Do wskazań względnych do CC należą:
  • zaawansowany wiek rodzącej, zwłaszcza jeśli jest to jej pierwszy poród,
  • masa płodu od 1000 do 2000g.,​
  • niewspółmierność płodowo miednicowa polegająca na tym, że wymiary główki dziecka są zbyt duże, by mogło się one bezpiecznie urodzić,​
  • zbyt wczesne odklejenie się łożyska w czasie trwania ciąży lub na początku porodu,​
  • nieprawidłowe ułożenie płodu np. poprzeczne, lub położenie miednicowe u pierwiastki,​
  • nieprawidłowa czynność skurczowa macicy,​
  • guzy miednicy mniejszej zwężające światło kanału rodnego,​
  • kolejna ciąża po wcześniejszych zakończonych cięciem cesarskim, zwłaszcza jeżeli kobieta nigdy nie rodziła siłami natury.​
Poród | Cesarskie cięcie
 
też zgadzam się z Meą i mamą stacha, poród naturalny to poród naturalny, tak zostałyśmy stworzone, to a im bardziej poddamy się naturze i instynktom ( można powiedzieć prawie zwierzęcym) tym łatwiej i szybciej przebiegnie poród. Uważam, że najważniejszą rzeczą podczas porodu to pozbyć sie konwenansów i jakiś ram a pojść za instynktem i tym co dyktuje organizm.

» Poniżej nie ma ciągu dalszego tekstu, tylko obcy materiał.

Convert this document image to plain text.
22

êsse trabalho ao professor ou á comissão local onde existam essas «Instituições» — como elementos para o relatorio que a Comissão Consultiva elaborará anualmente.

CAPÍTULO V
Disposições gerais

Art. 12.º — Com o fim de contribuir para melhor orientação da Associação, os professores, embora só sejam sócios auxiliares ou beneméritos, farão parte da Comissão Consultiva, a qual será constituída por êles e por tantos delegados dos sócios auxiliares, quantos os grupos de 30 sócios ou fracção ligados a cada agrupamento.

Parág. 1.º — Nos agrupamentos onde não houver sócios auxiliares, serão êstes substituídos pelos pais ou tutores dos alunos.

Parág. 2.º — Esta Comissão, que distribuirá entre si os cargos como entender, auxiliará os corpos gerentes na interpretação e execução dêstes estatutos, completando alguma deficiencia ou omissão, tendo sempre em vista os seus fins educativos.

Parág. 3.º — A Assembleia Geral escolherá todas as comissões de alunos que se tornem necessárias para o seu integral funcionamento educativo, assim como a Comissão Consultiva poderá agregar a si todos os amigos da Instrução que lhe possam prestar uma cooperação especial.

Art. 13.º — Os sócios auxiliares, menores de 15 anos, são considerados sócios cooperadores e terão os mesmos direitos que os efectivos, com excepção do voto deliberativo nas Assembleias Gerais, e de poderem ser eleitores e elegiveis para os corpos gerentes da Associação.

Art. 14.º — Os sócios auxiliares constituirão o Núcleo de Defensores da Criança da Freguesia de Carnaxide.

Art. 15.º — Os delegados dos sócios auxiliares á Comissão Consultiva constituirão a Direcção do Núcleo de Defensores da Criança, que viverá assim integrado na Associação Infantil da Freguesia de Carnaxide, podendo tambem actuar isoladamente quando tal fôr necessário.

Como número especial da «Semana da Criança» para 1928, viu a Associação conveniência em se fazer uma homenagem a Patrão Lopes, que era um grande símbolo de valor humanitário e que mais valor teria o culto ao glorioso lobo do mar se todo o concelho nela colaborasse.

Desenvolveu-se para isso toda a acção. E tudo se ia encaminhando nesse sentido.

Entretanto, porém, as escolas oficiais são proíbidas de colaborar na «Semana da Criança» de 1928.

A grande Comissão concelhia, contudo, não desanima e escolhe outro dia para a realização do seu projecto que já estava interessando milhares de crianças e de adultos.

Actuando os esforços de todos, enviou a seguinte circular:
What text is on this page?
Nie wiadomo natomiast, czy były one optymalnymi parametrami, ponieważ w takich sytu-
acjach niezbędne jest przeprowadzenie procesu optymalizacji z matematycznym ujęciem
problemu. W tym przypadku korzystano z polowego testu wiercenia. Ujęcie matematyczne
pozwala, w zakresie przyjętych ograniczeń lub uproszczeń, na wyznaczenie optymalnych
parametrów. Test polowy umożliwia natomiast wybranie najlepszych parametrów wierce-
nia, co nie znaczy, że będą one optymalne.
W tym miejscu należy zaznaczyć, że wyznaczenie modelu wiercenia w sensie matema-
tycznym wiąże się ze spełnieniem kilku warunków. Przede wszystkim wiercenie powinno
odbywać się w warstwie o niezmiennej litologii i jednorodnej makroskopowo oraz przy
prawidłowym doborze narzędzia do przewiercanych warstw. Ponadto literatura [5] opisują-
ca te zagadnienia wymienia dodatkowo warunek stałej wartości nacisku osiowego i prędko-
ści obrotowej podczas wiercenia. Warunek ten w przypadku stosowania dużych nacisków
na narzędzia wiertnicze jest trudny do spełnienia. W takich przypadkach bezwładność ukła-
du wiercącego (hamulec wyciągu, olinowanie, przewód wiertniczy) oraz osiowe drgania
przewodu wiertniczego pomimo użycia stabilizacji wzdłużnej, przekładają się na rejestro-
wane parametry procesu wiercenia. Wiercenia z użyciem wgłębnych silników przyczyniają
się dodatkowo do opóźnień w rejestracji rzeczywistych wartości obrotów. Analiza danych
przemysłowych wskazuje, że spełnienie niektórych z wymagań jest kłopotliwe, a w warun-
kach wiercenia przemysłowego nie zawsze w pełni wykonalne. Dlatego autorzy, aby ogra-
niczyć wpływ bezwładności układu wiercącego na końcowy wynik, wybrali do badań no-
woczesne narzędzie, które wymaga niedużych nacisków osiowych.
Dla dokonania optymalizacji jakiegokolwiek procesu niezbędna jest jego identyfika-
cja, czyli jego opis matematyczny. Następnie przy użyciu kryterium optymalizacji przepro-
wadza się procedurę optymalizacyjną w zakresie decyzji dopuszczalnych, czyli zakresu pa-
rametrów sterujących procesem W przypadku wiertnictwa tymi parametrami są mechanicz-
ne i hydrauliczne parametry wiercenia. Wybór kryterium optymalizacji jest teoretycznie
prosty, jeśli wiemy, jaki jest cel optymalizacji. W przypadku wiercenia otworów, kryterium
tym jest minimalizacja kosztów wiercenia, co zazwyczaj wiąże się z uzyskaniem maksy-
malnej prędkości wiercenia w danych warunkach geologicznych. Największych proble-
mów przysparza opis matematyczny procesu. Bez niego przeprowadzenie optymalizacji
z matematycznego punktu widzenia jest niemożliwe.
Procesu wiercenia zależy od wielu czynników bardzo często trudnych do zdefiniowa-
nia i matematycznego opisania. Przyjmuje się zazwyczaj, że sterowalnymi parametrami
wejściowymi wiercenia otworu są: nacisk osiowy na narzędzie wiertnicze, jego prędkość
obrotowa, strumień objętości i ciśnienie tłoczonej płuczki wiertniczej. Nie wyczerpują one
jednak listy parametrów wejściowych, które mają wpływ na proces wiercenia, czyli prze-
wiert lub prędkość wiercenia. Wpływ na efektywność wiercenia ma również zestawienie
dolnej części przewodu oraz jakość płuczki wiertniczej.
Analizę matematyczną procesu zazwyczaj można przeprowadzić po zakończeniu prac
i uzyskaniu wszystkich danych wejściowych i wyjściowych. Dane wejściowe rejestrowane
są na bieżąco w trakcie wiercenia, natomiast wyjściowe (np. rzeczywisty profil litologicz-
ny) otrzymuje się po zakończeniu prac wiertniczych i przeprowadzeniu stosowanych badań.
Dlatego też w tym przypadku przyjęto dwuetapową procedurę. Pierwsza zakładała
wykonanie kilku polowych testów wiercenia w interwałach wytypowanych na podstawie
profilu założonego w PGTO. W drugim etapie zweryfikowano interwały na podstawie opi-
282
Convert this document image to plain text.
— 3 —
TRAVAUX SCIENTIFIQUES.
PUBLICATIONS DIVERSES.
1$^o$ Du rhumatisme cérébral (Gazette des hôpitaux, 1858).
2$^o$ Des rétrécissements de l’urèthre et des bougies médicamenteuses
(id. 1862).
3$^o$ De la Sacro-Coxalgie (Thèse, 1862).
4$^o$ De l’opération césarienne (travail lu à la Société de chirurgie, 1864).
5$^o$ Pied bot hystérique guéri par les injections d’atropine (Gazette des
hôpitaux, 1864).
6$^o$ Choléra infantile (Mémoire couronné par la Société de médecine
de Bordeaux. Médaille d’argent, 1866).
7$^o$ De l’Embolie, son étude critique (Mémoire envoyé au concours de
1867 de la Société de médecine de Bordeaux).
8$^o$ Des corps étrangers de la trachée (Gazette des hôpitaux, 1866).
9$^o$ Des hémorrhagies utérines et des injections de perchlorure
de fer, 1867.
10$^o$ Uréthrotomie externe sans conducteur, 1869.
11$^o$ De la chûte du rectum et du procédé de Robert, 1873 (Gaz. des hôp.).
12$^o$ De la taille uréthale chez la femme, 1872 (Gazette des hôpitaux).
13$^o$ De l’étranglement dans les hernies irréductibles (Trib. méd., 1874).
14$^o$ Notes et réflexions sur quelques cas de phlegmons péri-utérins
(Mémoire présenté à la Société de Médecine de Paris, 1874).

nie potępiam cesarek, ale uważam, że powinny być one stosowane jako środek leczniczy - bo chyba po to zostały wymyślone.

Zgadzam się w całej rozciągłości!
Sama jestem dobrym przykładem, gdyż miałam wskazania do cc a jednak zdecydowałam się sama rodzić, niestety pomimo 10cm rozwarcia i partych skończyło się cięciem. Tym razem lekarz już dość mocno zasugerował cięcie- przypomnę, że mam epilepsję i waga pierwszego dziecka sięgała 5 kg- i mimo to znów się zastanawiam, czy nie spróbować rodzić samemu .... Twardy orzech do zgryzienia i jednocześnie ironia losu- bo te które moga rodzić załątwiają sobie cc na życzenie, a ja bardzo chcę urodzić sama, a tu zonk :-(
 
Do wskazań względnych do CC należą:
  • zaawansowany wiek rodzącej, zwłaszcza jeśli jest to jej pierwszy poród,
  • masa płodu od 1000 do 2000g.,​
  • niewspółmierność płodowo miednicowa polegająca na tym, że wymiary główki dziecka są zbyt duże, by mogło się one bezpiecznie urodzić,​
  • zbyt wczesne odklejenie się łożyska w czasie trwania ciąży lub na początku porodu,​
  • nieprawidłowe ułożenie płodu np. poprzeczne, lub położenie miednicowe u pierwiastki,​
  • nieprawidłowa czynność skurczowa macicy,​
  • guzy miednicy mniejszej zwężające światło kanału rodnego,​
  • kolejna ciąża po wcześniejszych zakończonych cięciem cesarskim, zwłaszcza jeżeli kobieta nigdy nie rodziła siłami natury.​
Poród | Cesarskie cięcie

Z tego co wiem, to masa płodu przekraczająca 5000 i w pobliżu tej wagi także ;-)
 
Niekoniecznie, ja małego od razu po wyciągnięciu z brzuszka dostałam:tak: zabrali go po kilku minutach na szczegółowe badania, które krótki czas trwały. jeszcze jak mnie zszywali miałam przy sobie Antosia:tak:
Całą cc byłam przytomna:-)
A mnie pokazali Patyka tylko z odległości kilku metrów i zabrali na noworodki razem z mężem, po czym przynieśli go do mnie do sali pooperacyjnej po 2 godzinach :-:)-:)-( A, że zamierzam rodzić w tym samym szpitalu, to pewnie znów bedzie tak samo.